Одноглазый парень кивнул.

— Благодарю, уважаемый. Впрочем, слова благодарности — пустое дело, они всегда стоили очень мало. Быть может, вам необходима какого-либо рода помощь?

— Какая еще помощь? — я уже отворачивался. Помощь мне была нужна, очень нужна, с одним рыжим и беспредельно жестоким существом, но тут уж никто не мог мне помочь. Сами, сами…

— Ну, вот хотя бы с этой дурацкой ржавой лестницей разобраться, как насчет этого? — он ступил еще ближе, и я, наконец, разглядел лицо. Дурацкая шляпа пропала без следа, оба глаза были на месте. И они были полностью, беспросветно черными — два провала на месте зеркала души, и оттуда на меня словно бы глядели целые армии висельников, орущих воинов в железных шлемах с окровавленными топорами и извивающихся лжецов с длинными языками, которые не помещались во рту. И кружились в странном вечном хороводе тысячи ворон. Что это означало?

— Что?

Эхо разнесло мой крик до самого верха пустой шахты. Ответа не было.

* * *

Примечание к части

*В мире «Не чужих» не было Второй Мировой войны, поэтому Алексей Маресьев работал в мирной сфере — что, правда, все равно не уберегло его от травмы.

«Алиса». Глава 4. Живые

Понятия не имею, как мне удалось добраться до самого верха — к тому моменту я видел и понимал уже очень мало. Просто в какую-то минуту оказалось, что черный пульсирующий туман перед глазами почти рассеялся, под локтем левой руки у меня уже последняя скоба, а правой я безуспешно царапаю заваренную крышку технологического отверстия. Крышка сидела в отверстии не очень плотно, сквозь пунктир дырок были видны внутренности тоннельчика — там горел свет. Слабым, мигающим аварийным проблеском — но горел же.

Я саданул по крышке кулаком — по шахте разнесся звон, не как от колокола, а противный, какой-то жестяной, вибрирующий. «Туууоомммммм!» А крышка даже не подумала выпадать. Стояла намертво. Да здравствует советская ацетиленовая сварка — самая прочная сварка в мире!

Часы — противоударные, американские, хорошие — безбожно врали: если верить им, выходило, что с момента, когда капсула пилота, заскрипев под чудовищной силы ударом материнского корабля пришельцев, рухнула в шахту, минуло чуть меньше трех часов. Но этого не могло быть — я провел под землей уже как минимум несколько дней. Я терял сознание и приходил в себя, засыпал и просыпался, умирал и несколько раз воскрес — вполне возможно, наверху минуло уже много лет. Странно, что я до сих пор не страдал от голода и жажды, но это можно было объяснить свойствами комплекса. Рядом Днепр, казацкие стоянки, древние магические острова — я вполне мог питаться их старой энергией.
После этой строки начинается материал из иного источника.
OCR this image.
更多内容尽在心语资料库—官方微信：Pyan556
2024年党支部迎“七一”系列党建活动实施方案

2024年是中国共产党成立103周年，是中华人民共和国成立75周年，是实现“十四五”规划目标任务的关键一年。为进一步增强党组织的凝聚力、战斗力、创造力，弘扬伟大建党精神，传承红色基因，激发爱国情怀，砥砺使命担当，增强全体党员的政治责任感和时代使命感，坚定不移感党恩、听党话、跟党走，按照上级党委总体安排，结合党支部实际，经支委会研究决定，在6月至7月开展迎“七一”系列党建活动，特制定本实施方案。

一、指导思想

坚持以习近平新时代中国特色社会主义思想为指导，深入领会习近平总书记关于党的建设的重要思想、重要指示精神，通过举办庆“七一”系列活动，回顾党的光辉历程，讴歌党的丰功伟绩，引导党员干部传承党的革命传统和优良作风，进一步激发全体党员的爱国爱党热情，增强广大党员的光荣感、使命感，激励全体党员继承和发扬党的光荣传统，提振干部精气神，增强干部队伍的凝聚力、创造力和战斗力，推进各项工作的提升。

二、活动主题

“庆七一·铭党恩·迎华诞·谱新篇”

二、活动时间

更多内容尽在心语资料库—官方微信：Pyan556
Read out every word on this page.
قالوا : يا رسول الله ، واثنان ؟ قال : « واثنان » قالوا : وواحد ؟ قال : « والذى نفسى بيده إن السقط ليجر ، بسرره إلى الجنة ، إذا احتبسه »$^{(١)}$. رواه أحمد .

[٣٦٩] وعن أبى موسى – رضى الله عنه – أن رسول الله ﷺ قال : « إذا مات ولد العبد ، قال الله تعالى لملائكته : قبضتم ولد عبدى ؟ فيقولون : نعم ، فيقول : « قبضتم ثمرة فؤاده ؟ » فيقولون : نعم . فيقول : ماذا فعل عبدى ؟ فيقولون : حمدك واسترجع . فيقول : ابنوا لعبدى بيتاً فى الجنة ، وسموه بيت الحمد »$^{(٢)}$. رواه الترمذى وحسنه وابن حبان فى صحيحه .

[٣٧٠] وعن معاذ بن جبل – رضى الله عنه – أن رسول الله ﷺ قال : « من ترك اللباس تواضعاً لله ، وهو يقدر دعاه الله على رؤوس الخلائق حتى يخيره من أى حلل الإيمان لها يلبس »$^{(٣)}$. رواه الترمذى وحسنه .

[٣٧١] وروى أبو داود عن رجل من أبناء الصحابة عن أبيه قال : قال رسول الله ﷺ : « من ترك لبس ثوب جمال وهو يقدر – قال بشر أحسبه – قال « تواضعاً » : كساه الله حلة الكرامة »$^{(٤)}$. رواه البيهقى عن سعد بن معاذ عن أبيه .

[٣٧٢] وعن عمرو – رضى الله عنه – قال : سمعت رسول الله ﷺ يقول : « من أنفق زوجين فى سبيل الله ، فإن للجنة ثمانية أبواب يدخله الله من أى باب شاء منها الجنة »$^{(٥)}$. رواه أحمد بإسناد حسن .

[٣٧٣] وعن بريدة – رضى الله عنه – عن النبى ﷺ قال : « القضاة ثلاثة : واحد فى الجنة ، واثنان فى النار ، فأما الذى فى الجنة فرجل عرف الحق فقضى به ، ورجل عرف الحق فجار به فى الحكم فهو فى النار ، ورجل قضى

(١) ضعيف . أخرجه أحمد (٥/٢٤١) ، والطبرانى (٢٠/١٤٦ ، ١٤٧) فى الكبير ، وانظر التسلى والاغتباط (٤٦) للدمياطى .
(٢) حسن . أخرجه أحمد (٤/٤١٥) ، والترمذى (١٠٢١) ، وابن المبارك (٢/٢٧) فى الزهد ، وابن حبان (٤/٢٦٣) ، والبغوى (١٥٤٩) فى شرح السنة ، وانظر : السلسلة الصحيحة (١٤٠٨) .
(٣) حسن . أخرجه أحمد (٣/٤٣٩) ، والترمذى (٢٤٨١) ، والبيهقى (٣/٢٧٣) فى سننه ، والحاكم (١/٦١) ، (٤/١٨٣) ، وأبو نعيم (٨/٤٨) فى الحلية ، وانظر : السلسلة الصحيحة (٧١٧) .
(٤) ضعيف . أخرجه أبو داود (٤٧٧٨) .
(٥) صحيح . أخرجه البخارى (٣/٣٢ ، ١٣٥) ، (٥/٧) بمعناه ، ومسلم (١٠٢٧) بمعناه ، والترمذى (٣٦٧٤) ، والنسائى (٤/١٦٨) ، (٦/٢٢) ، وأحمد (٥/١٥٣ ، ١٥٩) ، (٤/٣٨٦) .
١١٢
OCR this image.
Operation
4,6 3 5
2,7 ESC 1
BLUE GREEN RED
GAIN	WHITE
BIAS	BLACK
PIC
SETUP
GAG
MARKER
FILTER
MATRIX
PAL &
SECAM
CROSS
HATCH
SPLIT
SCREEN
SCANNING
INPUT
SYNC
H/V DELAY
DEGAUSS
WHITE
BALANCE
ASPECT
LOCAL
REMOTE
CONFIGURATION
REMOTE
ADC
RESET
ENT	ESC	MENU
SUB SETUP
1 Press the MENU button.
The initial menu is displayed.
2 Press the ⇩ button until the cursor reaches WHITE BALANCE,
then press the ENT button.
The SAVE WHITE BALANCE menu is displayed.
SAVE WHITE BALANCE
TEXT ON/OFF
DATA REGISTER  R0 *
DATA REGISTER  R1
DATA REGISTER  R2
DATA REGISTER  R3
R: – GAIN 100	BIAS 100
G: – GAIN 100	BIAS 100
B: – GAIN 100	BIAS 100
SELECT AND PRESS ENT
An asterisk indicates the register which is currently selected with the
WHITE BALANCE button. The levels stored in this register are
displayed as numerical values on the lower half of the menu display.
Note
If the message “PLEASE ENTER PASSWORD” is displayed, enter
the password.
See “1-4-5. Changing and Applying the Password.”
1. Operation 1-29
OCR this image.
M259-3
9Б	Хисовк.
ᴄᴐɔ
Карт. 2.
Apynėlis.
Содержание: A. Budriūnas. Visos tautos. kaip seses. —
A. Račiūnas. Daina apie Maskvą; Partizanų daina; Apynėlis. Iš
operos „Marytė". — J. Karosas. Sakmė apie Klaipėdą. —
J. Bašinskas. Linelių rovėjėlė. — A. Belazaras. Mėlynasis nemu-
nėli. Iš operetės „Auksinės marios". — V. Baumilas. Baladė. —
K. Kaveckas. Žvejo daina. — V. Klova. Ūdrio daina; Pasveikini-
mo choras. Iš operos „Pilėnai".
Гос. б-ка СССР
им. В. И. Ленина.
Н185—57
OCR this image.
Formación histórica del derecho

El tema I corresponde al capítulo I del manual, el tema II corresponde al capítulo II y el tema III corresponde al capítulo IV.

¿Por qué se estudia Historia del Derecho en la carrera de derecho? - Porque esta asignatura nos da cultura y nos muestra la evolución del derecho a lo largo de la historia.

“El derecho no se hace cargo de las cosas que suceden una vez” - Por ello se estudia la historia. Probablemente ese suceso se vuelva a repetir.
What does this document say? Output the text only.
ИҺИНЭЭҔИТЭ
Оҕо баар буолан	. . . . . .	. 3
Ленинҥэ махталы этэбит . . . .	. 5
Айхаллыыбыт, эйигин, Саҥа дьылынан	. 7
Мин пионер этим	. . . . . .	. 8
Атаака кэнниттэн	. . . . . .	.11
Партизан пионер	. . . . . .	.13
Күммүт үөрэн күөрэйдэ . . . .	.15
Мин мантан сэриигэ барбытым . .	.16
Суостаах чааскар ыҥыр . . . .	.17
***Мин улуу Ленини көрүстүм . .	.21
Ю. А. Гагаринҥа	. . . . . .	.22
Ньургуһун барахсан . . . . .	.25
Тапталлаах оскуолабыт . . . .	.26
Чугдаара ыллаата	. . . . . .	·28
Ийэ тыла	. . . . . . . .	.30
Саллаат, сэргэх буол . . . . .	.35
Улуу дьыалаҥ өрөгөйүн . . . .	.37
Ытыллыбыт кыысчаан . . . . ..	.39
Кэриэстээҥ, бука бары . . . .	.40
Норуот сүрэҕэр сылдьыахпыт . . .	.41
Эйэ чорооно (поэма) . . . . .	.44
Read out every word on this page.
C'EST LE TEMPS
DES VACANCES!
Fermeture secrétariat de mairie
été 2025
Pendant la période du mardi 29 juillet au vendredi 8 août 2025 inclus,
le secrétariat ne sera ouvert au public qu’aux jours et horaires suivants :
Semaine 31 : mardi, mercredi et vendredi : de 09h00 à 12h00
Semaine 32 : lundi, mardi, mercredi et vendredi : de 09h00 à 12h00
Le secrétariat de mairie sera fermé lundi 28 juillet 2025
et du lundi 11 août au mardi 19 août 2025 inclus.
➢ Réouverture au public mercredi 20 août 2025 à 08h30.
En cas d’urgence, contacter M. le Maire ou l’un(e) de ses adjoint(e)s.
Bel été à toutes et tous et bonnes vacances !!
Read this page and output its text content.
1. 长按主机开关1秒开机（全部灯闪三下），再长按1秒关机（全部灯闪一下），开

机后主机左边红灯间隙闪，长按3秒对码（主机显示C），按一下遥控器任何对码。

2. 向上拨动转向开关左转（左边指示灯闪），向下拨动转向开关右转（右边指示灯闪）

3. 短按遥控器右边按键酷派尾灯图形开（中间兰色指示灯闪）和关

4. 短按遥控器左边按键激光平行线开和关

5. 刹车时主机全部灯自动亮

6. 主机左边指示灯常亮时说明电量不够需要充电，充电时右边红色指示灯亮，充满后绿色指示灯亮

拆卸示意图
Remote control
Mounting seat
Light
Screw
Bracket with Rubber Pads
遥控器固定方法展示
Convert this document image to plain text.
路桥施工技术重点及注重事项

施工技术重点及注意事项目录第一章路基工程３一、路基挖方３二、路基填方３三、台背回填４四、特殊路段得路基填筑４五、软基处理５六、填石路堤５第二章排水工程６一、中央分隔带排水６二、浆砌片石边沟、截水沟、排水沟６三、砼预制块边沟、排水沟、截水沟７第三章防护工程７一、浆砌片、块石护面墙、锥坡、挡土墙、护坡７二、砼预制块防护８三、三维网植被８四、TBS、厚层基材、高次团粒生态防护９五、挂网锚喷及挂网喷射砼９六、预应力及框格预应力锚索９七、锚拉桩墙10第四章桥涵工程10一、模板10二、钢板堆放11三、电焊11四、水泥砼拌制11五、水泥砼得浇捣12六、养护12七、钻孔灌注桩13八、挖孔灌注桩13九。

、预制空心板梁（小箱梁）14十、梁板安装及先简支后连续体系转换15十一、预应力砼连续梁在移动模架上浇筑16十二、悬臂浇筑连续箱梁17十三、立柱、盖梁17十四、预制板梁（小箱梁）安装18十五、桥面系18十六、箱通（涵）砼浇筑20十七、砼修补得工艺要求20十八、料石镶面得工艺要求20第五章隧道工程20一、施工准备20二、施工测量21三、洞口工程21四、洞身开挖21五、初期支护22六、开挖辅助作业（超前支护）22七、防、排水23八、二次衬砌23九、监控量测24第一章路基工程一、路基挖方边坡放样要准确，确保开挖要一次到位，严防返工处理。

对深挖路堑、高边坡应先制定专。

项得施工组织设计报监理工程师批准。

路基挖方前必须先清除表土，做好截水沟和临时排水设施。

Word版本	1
Мысли путались и черными обессиленными мошками медленно падали на дно сознания. Как через несколько минут на дно шахты упаду и я. Плотная темнота вокруг облизывалась и ухмылялась, и я скалил зубы в ответ — мол, держись от меня подальше. Она слушалась и отступала, но мы оба знали, что это ненадолго. Чертов люк, престарелое дитя любви трубопрокатного завода и допотопных сварочных аппаратов, не желал открываться.

Я повис на одной руке — правая окончательно онемела от постоянных ударов по крышке — и закрыл глаза. Обидно, что так и не удалось выбраться — в таком возрасте никогда не думаешь о собственной смерти всерьез, ты всегда кажешься себе неуязвимым ловким героем, которому нипочем любое приключение и любая беда. Многие не понимают своей ошибки до конца — ведь на самом деле мы не более, чем хрупкие, неповоротливые фигурки из мягкой кости из расползающейся мышечной ткани. Мы умираем так же легко, как зажигаем сигарету. Чудо, что в мире там, наверху, еще кто-то остался в живых.

Мне, правда, едва удалось дожить до осознания этой нехитрой истины. А значит, ее ценность уверенно стремилась к нулю. Жаль, черт побери, жаль…

Крышка надо мной вылетела с громким «бэммм!» и унеслась в темноту внизу — смятая и бесформенная. Из отверстия показалась чья-то голова.

— Живой ты там? Держи руку, поднимайся осторожно и медленно — в тоннеле тесно. Но я тебя вытащу, не беспокойся.